Effects of light fraction organic matter removal on phosphate adsorption by lake sediments

The adsorption of PO43- on lake sediments has an important influence on the transport, degradation, and ultimate fate of P in lake ecosystems. Organic matter in sediment strongly affects PO43- adsorption, with light fraction organic matter (LFOM), the labile fractions representing only a small proportion of the total organic matter, playing a key role in nutrient cycling in lakes. However, little is known about the effect of LFOM on PO43- adsorption by sediments. This study examined the effects of LFOM removal on PO43- adsorption by lake sediments with different trophic status. Results showed that the removal of LFOM did not significantly affect PO43- adsorption kinetics, which was greatest during the first 0.5 h and reached an equilibrium state thereafter. The amount of PO43- adsorbed decreased due to LFOM removal from the sediments, especially in the first 0.5 h. The PO43- adsorption rates for the sediments from Gonghu Lake, Wuli Lake and Yuehu lake decreased from 302.44 mg (kg h)−1 to 138.93 mg (kg h)−1, 322.88 mg (kg h)−1 to 149.21 mg (kg h)−1 and 415.36 mg (kg h)−1 to 46.77 mg (kg h)−1, respectively. The removal of LFOM accelerated PO43- release from sediments to the overlying water, and PO43- adsorption efficiency decreased by 83.75%, 70.90% and 66.75% for Gonghu Lake, Wuli Lake and Yuehu Lake, respectively. Two plausible explanations contributed to the decrease, one was the replacement of PO43- which was in the form of Fe/Al-bound P in the sediment by OH due to the increased pH, and the other is the destruction of LFOM colloids by the carboxyl group (COOH) and hydroxyl (–OH).

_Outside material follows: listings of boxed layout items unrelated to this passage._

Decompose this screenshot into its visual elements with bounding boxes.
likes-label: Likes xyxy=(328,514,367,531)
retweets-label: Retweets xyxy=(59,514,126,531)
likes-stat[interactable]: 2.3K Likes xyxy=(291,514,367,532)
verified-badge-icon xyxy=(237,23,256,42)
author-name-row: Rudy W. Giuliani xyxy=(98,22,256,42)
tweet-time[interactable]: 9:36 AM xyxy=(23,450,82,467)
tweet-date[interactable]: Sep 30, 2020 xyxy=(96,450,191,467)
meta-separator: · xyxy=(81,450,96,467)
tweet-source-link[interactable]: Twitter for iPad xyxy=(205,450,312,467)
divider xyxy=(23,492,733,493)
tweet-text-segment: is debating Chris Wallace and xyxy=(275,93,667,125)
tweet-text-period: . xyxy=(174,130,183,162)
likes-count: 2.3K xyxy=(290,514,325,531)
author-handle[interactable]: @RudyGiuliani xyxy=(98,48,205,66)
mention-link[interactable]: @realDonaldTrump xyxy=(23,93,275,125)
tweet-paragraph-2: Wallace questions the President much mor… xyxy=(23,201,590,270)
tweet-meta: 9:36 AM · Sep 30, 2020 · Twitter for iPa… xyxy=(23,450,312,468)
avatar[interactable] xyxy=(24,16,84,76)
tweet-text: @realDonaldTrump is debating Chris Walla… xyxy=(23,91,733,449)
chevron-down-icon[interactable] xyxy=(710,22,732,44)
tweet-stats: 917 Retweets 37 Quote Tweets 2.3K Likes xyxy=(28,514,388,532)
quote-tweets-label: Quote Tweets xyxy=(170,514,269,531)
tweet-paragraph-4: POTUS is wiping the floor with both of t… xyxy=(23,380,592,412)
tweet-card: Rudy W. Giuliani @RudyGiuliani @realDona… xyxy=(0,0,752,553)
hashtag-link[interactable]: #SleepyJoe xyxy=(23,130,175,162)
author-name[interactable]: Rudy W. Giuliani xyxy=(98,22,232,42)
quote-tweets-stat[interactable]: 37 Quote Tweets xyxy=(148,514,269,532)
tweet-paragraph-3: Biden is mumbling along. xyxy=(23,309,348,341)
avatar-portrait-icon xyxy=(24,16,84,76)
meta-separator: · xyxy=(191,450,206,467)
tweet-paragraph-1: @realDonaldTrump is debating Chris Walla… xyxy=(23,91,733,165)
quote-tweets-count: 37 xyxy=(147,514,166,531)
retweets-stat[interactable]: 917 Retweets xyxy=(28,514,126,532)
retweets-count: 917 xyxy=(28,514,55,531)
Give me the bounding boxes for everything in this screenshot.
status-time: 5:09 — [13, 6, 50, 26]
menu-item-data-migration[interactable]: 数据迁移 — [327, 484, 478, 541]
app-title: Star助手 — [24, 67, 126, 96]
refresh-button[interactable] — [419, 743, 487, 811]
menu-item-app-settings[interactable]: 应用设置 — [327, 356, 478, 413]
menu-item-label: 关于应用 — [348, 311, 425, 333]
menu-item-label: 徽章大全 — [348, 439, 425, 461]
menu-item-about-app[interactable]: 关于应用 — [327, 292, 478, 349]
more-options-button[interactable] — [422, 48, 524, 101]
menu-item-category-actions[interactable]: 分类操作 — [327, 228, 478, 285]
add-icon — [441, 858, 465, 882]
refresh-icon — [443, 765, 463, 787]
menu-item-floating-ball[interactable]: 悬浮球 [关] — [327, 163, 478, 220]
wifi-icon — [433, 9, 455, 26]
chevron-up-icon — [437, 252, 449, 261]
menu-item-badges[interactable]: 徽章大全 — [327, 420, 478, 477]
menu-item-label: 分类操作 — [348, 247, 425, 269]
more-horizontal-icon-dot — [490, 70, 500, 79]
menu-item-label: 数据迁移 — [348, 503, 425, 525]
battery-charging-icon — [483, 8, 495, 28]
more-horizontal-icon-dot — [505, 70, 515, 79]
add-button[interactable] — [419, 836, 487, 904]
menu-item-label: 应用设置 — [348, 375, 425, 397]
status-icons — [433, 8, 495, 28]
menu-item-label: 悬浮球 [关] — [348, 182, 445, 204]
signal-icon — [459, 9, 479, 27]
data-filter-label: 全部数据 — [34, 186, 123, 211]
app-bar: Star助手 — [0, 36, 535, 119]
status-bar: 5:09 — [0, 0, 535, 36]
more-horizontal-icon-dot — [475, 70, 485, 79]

Research highlights► The LFOM removal decreased the PO43- adsorbed, especially in the first thirty minutes. ► The replacing ion and destroying colloid were the reasons of decrease PO43- adsorbed. ► The use of heavy liquid NaI isolated LFOM was the physical protection of organic matter. ► The LFOM removal demolished the colloid material, and exposure mineral and oxide surfaces.